When trading perpetual futures, you may notice multiple price metrics that differ slightly from the spot price. Understanding how these prices work is important for tracking unrealized PnL and managing risk.
Three key prices on the futures page
Price type | Definition | Purpose |
Last price | The price of the most recent trade in the futures market | Reflects the latest market trading price |
Mark price | A fair price calculated using the index price and funding rate basis | Used to calculate unrealized PnL and trigger liquidations |
Index price | A weighted average of spot prices across multiple major exchanges | Used as the reference price for the mark price calculation |
🚨 Important: On WEEX, unrealized PnL and liquidation are based on the mark price, not the last price.

Why is there a gap between futures and spot prices?
Futures and spot markets operate independently. Futures prices are more heavily influenced by short-term market sentiment because futures trading involves leverage. When bullish or bearish sentiment peaks, supply and demand dynamics in the futures market can deviate from the spot market, creating a price gap.
To prevent this gap from widening indefinitely, exchanges use the "Funding Rate" mechanism to anchor the perpetual futures price to the spot price over the long term.
How the funding rate anchors prices:
📈 When there is a premium (futures price > spot price)
- Market sentiment is strongly bullish.
- Funding rate is positive.
- Longs pay fees to shorts.
- More short positions enter the market, helping narrow the price gap.
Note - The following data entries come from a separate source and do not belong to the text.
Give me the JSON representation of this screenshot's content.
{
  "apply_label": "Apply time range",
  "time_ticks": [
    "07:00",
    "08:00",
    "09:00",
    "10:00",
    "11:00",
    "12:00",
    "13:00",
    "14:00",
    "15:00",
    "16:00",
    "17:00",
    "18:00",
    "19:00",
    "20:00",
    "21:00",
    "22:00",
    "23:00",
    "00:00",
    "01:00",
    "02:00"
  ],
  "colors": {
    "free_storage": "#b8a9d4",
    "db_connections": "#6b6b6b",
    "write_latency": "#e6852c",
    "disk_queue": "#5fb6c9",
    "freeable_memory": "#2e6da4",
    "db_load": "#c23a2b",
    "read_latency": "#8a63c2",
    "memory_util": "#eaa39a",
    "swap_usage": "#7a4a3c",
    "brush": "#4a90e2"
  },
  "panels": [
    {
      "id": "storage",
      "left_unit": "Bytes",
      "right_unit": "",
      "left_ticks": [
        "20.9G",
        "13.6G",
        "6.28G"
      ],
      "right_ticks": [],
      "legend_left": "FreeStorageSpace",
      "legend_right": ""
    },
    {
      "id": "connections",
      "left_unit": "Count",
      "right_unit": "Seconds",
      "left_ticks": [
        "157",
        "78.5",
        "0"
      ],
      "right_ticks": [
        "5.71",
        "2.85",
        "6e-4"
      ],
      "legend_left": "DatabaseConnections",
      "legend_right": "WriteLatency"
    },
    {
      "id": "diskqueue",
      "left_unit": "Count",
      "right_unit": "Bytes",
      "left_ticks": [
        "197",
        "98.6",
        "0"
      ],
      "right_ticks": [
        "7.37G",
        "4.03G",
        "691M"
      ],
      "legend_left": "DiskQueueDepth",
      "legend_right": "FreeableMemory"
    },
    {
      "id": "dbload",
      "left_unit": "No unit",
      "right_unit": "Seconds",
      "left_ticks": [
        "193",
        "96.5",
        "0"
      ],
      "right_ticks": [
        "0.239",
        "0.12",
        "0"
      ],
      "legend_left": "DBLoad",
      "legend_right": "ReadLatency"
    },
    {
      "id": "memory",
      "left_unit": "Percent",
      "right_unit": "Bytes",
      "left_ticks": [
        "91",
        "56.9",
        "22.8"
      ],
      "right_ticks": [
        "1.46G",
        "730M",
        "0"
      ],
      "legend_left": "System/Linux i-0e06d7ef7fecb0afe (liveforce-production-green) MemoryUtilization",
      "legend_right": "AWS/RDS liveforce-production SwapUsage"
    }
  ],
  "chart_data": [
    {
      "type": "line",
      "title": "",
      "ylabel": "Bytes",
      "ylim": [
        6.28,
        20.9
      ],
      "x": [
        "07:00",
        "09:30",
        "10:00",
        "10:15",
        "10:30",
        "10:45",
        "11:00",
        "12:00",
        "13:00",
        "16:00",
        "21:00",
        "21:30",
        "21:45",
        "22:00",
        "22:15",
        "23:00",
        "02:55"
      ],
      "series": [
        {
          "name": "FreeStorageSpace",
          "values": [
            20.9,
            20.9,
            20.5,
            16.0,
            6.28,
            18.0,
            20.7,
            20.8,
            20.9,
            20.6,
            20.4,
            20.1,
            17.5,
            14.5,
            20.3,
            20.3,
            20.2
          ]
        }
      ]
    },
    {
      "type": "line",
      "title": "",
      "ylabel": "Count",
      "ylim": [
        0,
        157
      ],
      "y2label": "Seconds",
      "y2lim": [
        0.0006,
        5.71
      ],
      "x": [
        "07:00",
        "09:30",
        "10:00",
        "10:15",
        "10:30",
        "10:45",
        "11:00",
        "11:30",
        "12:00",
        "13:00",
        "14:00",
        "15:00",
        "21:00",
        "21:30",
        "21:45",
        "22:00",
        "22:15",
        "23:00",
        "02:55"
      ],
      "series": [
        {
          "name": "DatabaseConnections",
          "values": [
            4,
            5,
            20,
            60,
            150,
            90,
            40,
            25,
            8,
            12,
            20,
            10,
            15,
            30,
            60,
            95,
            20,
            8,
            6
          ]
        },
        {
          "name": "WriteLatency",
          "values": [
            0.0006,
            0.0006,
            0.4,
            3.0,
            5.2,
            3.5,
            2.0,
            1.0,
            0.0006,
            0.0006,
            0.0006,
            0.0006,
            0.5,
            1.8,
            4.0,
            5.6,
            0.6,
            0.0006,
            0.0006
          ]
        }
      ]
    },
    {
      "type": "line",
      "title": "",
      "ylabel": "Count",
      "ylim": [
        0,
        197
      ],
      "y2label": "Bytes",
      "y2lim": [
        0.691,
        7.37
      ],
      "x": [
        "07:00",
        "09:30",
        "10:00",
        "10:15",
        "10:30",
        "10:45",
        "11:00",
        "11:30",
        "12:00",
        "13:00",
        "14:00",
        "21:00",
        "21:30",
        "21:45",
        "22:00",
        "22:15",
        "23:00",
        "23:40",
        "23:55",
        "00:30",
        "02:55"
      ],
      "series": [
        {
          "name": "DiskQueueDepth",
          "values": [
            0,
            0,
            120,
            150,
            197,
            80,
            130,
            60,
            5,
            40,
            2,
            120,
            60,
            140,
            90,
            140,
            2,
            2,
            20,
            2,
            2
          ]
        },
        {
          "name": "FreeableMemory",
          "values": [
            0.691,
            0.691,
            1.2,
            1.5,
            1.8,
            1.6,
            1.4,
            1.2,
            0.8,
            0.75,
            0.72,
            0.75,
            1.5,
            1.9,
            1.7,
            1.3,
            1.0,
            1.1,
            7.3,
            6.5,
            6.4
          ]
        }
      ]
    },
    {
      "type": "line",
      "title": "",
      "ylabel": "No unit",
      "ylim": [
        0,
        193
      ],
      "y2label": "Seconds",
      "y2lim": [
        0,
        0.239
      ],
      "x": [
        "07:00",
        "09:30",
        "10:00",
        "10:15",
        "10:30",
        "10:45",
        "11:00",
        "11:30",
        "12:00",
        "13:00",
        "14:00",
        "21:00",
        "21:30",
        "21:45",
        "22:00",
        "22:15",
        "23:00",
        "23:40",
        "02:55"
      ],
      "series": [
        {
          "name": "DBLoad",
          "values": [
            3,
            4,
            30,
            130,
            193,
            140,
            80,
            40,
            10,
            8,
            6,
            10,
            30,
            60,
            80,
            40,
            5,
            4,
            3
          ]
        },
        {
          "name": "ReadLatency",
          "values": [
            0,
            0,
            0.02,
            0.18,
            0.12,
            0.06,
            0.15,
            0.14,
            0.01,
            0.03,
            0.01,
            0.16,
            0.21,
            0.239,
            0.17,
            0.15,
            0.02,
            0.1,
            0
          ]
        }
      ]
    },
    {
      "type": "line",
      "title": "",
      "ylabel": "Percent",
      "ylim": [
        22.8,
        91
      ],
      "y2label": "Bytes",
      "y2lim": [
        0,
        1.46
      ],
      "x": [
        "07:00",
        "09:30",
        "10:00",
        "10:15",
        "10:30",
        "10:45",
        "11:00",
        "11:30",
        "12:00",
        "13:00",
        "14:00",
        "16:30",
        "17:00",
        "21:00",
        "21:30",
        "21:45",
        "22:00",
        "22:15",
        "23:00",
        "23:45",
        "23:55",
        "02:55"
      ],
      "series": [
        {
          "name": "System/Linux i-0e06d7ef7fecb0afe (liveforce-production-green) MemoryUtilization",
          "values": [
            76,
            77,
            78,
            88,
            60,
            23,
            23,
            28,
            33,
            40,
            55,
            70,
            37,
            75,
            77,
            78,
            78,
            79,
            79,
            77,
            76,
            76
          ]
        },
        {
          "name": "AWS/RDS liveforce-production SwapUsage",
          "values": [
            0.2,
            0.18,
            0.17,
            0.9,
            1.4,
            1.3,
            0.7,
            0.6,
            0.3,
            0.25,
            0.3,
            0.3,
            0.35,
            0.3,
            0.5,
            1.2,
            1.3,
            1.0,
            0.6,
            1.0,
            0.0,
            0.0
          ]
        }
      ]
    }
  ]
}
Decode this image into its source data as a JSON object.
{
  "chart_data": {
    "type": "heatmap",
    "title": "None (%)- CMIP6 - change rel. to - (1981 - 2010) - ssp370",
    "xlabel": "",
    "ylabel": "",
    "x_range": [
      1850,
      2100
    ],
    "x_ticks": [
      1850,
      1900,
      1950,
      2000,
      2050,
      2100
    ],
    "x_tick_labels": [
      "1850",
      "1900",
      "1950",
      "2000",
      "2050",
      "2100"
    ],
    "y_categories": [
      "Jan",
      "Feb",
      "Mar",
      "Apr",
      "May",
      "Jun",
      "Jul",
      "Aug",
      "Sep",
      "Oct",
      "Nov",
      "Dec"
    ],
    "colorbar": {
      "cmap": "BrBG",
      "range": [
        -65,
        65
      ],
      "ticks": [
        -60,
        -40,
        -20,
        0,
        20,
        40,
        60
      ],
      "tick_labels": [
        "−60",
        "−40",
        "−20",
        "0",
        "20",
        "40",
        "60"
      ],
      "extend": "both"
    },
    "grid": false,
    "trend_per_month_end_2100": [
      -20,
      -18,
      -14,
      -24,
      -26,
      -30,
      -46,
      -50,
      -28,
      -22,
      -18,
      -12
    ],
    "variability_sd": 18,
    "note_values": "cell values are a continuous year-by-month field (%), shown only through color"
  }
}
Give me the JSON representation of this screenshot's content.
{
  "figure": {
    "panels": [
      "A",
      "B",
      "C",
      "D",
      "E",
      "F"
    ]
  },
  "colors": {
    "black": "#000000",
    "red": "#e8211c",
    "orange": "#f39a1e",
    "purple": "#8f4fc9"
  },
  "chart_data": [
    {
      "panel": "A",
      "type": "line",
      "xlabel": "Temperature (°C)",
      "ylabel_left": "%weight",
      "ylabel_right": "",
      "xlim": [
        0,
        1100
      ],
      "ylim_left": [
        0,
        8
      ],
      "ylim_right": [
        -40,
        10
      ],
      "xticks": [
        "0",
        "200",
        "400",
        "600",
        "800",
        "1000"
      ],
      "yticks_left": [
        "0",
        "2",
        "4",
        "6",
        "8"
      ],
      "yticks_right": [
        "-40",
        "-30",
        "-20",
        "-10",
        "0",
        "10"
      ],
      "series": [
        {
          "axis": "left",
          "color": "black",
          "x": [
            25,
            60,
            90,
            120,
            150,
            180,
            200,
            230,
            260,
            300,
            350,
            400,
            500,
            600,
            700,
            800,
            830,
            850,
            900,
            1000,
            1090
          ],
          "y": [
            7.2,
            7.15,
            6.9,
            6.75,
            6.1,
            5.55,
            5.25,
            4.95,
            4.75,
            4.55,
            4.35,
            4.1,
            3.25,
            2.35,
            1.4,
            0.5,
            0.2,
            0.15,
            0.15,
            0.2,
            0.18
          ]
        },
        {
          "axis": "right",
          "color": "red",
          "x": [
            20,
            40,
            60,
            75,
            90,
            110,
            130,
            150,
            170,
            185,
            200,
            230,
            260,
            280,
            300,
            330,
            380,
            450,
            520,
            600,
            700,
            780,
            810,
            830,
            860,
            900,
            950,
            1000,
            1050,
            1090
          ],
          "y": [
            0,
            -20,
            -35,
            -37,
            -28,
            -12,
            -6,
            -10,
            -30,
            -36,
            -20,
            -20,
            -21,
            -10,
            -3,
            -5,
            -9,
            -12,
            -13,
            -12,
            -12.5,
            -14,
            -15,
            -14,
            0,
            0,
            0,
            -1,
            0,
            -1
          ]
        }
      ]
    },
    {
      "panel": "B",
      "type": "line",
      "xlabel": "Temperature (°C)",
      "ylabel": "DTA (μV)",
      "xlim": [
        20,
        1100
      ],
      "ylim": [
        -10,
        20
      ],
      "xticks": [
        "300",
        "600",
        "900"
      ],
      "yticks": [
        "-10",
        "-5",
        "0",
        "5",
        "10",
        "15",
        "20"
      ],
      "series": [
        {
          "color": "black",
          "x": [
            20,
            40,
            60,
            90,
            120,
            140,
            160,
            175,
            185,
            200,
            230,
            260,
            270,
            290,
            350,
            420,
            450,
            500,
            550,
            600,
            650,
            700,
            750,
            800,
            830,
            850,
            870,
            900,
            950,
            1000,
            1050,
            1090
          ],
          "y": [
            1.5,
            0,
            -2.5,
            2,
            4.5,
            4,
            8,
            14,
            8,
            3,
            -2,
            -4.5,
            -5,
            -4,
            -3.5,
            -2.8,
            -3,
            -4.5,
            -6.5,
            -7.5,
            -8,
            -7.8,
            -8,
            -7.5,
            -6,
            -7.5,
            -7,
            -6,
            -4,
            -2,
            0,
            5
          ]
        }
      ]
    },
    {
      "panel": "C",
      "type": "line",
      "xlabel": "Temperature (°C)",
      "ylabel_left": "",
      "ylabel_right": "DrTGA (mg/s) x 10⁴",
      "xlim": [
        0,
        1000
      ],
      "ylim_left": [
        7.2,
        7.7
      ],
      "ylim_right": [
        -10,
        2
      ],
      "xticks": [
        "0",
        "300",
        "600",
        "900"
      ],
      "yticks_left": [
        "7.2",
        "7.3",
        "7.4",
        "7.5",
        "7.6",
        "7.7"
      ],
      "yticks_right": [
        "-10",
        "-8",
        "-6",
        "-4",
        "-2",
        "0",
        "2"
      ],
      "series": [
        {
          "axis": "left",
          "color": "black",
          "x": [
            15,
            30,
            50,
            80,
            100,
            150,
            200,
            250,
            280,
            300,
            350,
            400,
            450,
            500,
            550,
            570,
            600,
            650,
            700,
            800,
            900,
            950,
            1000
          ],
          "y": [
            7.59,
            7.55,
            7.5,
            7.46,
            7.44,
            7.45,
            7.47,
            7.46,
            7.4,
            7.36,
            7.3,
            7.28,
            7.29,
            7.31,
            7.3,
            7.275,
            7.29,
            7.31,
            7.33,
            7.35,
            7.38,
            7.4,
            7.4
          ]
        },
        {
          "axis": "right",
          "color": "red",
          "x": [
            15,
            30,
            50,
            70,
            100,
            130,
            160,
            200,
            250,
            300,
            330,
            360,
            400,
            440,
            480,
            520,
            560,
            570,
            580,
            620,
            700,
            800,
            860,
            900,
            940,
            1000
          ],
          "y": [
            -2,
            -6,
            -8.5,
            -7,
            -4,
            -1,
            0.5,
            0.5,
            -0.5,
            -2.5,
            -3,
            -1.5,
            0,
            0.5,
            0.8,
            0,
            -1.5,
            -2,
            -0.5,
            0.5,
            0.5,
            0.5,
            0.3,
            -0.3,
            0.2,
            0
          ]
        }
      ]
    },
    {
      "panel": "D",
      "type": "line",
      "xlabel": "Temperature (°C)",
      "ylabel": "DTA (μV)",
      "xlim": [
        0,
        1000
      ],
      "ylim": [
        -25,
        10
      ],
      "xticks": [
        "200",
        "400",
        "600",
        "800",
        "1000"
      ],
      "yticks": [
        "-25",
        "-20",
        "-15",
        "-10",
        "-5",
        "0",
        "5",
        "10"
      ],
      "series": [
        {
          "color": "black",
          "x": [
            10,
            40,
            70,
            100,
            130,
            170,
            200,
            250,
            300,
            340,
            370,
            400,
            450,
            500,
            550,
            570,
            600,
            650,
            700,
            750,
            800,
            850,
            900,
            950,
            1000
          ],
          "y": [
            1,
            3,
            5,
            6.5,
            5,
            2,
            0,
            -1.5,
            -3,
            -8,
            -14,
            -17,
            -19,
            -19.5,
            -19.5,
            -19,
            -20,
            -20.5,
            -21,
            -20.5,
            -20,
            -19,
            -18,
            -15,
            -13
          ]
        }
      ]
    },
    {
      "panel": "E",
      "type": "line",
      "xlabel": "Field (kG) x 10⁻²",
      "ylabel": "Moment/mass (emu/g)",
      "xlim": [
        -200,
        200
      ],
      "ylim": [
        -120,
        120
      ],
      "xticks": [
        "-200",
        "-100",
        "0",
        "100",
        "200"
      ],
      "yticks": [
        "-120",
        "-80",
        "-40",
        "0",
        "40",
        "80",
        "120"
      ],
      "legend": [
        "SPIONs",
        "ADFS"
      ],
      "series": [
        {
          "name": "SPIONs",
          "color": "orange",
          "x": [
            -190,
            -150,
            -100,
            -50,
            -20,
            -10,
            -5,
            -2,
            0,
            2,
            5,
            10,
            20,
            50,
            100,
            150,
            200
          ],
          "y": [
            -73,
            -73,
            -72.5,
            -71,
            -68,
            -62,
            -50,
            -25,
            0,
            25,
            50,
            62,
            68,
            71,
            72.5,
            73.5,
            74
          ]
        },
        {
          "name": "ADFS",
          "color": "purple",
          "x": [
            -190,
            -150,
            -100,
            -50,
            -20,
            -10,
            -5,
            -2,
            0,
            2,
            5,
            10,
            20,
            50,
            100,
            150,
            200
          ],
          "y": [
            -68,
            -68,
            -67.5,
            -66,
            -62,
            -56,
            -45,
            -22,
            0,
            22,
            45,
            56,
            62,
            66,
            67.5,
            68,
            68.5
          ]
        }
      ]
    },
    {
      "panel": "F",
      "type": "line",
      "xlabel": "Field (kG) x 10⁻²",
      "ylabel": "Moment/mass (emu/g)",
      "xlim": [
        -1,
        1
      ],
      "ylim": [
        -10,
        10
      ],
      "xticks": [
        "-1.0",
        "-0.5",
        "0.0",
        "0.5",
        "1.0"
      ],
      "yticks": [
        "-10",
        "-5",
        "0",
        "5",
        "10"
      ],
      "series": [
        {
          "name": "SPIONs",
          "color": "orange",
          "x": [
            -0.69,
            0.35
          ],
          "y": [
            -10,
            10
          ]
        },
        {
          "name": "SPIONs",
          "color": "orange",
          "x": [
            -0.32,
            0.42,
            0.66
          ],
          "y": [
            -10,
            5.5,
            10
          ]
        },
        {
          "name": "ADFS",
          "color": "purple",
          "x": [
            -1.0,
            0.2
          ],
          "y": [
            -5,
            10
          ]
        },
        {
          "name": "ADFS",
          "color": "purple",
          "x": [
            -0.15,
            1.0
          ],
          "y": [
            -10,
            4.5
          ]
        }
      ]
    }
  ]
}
📉 When there is a discount (futures price < spot price)
- Market sentiment is strongly bearish.
- Funding rate is negative.
- Shorts pay fees to longs.
- More long positions enter the market, helping narrow the price gap.
How do these prices affect your trading?
- Liquidations are strictly triggered by the mark price to ensure fairness. TP/SL orders default to the last price, though you can manually switch the trigger type to the mark price based on your strategy.
- The mark price is designed to be more stable than the last price. It helps prevent abnormal price spikes from triggering unnecessary liquidations.
- When holding futures positions, funding fees are either paid or received at regular intervals, usually every eight hours. If you plan to hold positions for a long period, this cost can significantly impact your returns.


💡 Always check the current funding rate before opening a position to understand your holding costs. If the funding rate is high, the cost of holding a long-term position can add up quickly.
Risk disclaimer: Futures trading involves high risk and may result in the loss of your entire principal. This content is for educational purposes only and doesn't constitute investment advice. Trade responsibly and make decisions based on your own risk tolerance after fully understanding the risks involved.